Доступно магазин https://Wodolei.ru
— Ну что, — грубо и грозно спросил он, — обдумали ли вы и приняли наконец решение мне повиноваться?
— Я не понимаю вас, — с твердостью возразил старый анабаптист, — я исполнил все ваши требования, ответил на все ваши вопросы, чего же вы хотите еще?
— Без уловок, негодяй! — крикнул полковник с гневом. — В последний раз спрашиваю, хотите или нет открыть имена презренных, кому вы изменнически дали приют и в чьем преступлении в эту ночь вы соучаствовали, и сознаться мне, какими средствами им удалось уйти от справедливого возмездия?
— Я повторял вам уже неоднократно, сударь, что не имею понятия о том, что вы спрашиваете, особ этих я не знаю, имена их мне неизвестны, я не имею понятия, как они уехали и куда скрылись, в ваших руках сила, вы можете убить, но вам не удастся заставить меня произнести ложь или сделать низость, чтоб сохранить несколько минут жизни, которые мне еще суждено прожить на земле.
— А! Так-то! — вскричал полковник в ярости. — Вот мы увидим!
— Я готов на пытку и на смерть, поступайте же, как угодно, — возразил старик с редким величием.
Полковник бросил на него взгляд гиены и обратился к своим офицерам.
— Вы все свидетели, господа, — сказал он прерывающимся голосом, — какое упорство оказывает этот подлец?
Офицеры почтительно склонили головы.
— Когда меня вынуждают к этому, правосудие должно быть совершено, и правосудие страшное, — прибавил он со свирепою усмешкой, — мы увидим, увидим!
И он сказал капитану Шимельману:
— Велите взять этих трех женщин, обнажить их до пояса и крепко привязать к деревьям.
— Которых женщин, господин полковник? — почтительно спросил капитан.
— Вот этих, — указал полковник на трех молодых девушек.
Несчастные помертвели; они едва вышли из детства, старшей только что минул восемнадцатый год, младшей было пятнадцать. От первого озноба они задрожали всем телом, лица их исказились от ужаса и выразили безумный страх, они дико озирались вокруг и с посиневших губ их только срывались слова, последний протест попранной стыдливости:
— О, мама, мама!
И они по безотчетному побуждению искали защиты в объятиях матерей.

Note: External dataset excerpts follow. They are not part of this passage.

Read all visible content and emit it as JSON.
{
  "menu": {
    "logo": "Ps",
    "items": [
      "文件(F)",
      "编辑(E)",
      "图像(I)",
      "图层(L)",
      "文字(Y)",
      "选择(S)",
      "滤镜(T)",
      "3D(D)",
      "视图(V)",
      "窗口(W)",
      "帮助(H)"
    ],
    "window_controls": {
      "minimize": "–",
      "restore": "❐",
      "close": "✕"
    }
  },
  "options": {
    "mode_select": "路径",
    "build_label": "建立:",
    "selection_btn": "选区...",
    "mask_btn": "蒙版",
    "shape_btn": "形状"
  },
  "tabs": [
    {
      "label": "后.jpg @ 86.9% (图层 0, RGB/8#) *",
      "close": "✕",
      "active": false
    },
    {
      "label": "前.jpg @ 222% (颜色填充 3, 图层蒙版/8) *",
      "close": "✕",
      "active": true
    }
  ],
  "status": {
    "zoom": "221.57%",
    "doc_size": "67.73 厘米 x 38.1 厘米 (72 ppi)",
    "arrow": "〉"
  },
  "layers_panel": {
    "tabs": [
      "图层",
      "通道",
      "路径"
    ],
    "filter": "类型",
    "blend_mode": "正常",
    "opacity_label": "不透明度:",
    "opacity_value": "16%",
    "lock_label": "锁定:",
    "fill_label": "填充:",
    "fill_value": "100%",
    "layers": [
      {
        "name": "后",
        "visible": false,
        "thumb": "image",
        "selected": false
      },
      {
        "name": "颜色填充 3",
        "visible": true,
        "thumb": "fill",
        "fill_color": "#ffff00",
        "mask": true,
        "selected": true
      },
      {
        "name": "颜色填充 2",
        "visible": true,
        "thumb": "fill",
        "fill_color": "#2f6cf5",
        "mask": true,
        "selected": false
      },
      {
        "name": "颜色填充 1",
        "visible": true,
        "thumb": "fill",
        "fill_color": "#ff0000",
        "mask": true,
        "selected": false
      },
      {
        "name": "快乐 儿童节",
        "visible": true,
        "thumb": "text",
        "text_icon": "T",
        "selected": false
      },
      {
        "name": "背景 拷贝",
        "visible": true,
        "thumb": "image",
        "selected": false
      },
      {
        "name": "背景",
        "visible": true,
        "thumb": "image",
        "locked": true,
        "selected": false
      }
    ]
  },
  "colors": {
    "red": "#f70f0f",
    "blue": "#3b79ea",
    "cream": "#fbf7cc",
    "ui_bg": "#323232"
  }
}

Выражение голоса их раздирало душу, в этих нежных голосах звучало такое отчаяние, что даже солдаты почувствовали невольную жалость, эти грубые натуры, равнодушные рабы кровавого деспота, имели матерей и сестер в своем краю, нежных существ, любимых, быть может, оплакиваемых ими, природа все-таки берет свое: как велико ни было их бесстрастное повиновение, глубокая жалость овладела их сердцами пред этою молодостью, красотою и невинностью, они остановились.
Один полковник держался прямо и гордо на лошади и, с сигарою во рту, смотрел на эту сцену с видом насмешки. Содрогание ужаса, подобно электрическому току, пробежало по рядам толпы, повергнутой в оцепенение от такого цинического варварства.
Продолжительный стон поднялся к небу, единственный и трогательный протест несчастных против такого чудовищного злоупотребления власти.
— О! — вскричал полковник с грозною усмешкой. — Эти негодяи, кажется, смеют бунтовать? Эй, вы! Прицелиться в них и стрелять, если пикнет хоть один.
Старик сделал шаг вперед и воздел руки к небу.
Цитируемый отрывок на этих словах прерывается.